Oğuz'la bir kafeye geçmeyi düşünüyordum, orada konuşabileceğimizi. Ama ikimiz de susmak bilmeyen sabırsız insanlar olduğumuzdan, özellikle de o, konu çoktan açılmıştı.

Sakin ve yavaş adımlarla dolaşırmış gibi yürüyorduk. Böylesi daha iyiydi, acelemiz yoktu zaten.

"Ee anlat bakalım? Ne konuşuyoruz?"

Hayret, nasıl başka yerlere çekmedi konuyu? Ya da sırıtarak ima etmesini beklerdim. Ama yok. Ben hâlâ şok!

"Hangisinden başlamamı istersin? Konu başlıklarını açayım bak sana." dedim ve sayarken parmaklarımı tek tek açtım. Acıyla güldüm.

"Babam, Ege, Kerem, sen, Alev. Hangi mevzudan başlamamı istersin?"

"Benden başlasak?" dedi gülen sesle. Ah, Oğuz işte! Ne beklerdin ki?

"Egonu sonra tatmin edersin, seni sona saklıyorum. Başka seç." Oğuz parmağımı kapadım. Kaldı 4 parmak, 4 konu.

"İyi babandan başla o zaman."

"Evden kovuldum." diye aniden girdim konuya, gerçekten acınası bir durumdaydım ama güldüm.

"Ne?"

Aniden yolun ortasında durup kolumu sımsıkı tuttu. Onun yüzünden olduğum yere mıhlandım.

Derin bir nefes verdim.

"Yürü. Anlatmam yoksa."

Yürümek en azından bana oksijen sağlıyordu ister istemez. Çünkü nefesimi ne zaman tuttuğumu hatırlamıyordum bile böyle anlarda. Yürürken alıp vermek zorunda kalıyordum en azından.

İsteksizce yanımda yürümeye devam etti. Kolumu bırakmadı ve yetmezmiş gibi arkamda kalıyordu, yürümek istemiyor hibi davranıyordu.

Ben bunları düşünürken ona da soru sorması için zaman tanımış olmuştum.

"O yüzden mi Keremlerin evine gittik önce? Çünkü orada kalıyorsun." dedi anlamaya çalışır gibi. Kafasındaki soru işaretlerini doldurmak için cevap arıyordu. Şimdi bir şeyler oturuyordu kafasında.

"Evet."

"Nehir bir dursana ya! Nasıl oldu bu?" dedi endişeyle. Yine durmak zorunda kalmıştım.

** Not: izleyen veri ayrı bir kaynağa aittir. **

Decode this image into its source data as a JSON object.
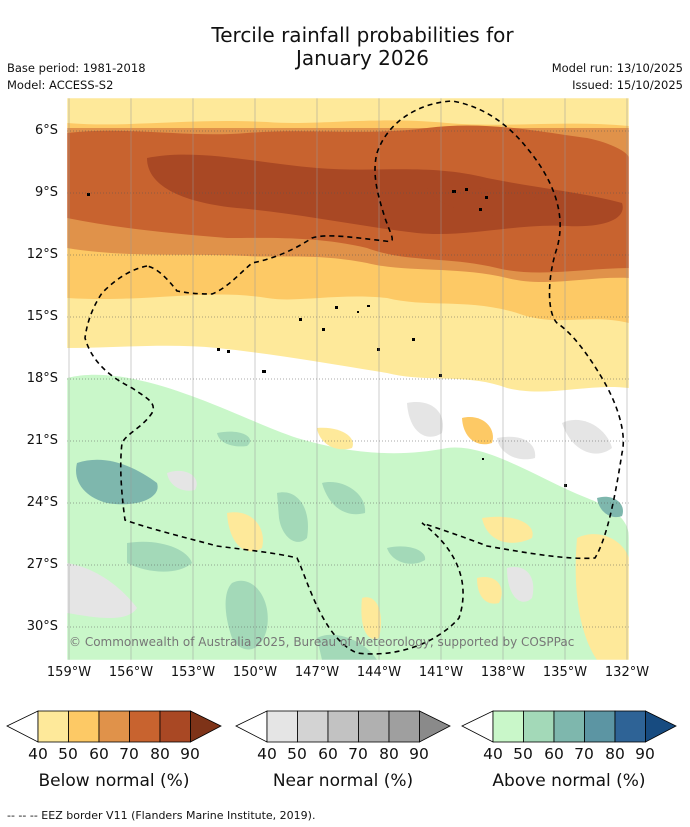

"O zaman Ege başlığını açıyorum." dedim elimle dört yapıp Ege olanı salladım. Neşeli görünmeye çalışıyordum ama bıraksa ağlayabilirdim.

"Aç." dedi gözlerini devirerek. Bu nasıl hoşuna gitmemişti ki? Onun en sevdiği şey eğlenmek diye biliyordum ben. Gırgır, şamata neredeyse Oğuz oradaydı sonuçta.

"Ege'nin annesi babamla birlikte." dedim yüzüne bakamayarak. Ama onun arkasında bir yere gözlerimi diktiğim için yüz ifadesini kestirebiliyordum.

"Birlikte derken?"

"Birlikte işte. Çıkıyorlar mı diyeyim?"

Çözüm bulmak ister gibi bir şeyler düşündü. Bulduğunda omuzlarımdan tutup beni hafifçe sarstı. Bayık gözlerle çözümünü bekledim.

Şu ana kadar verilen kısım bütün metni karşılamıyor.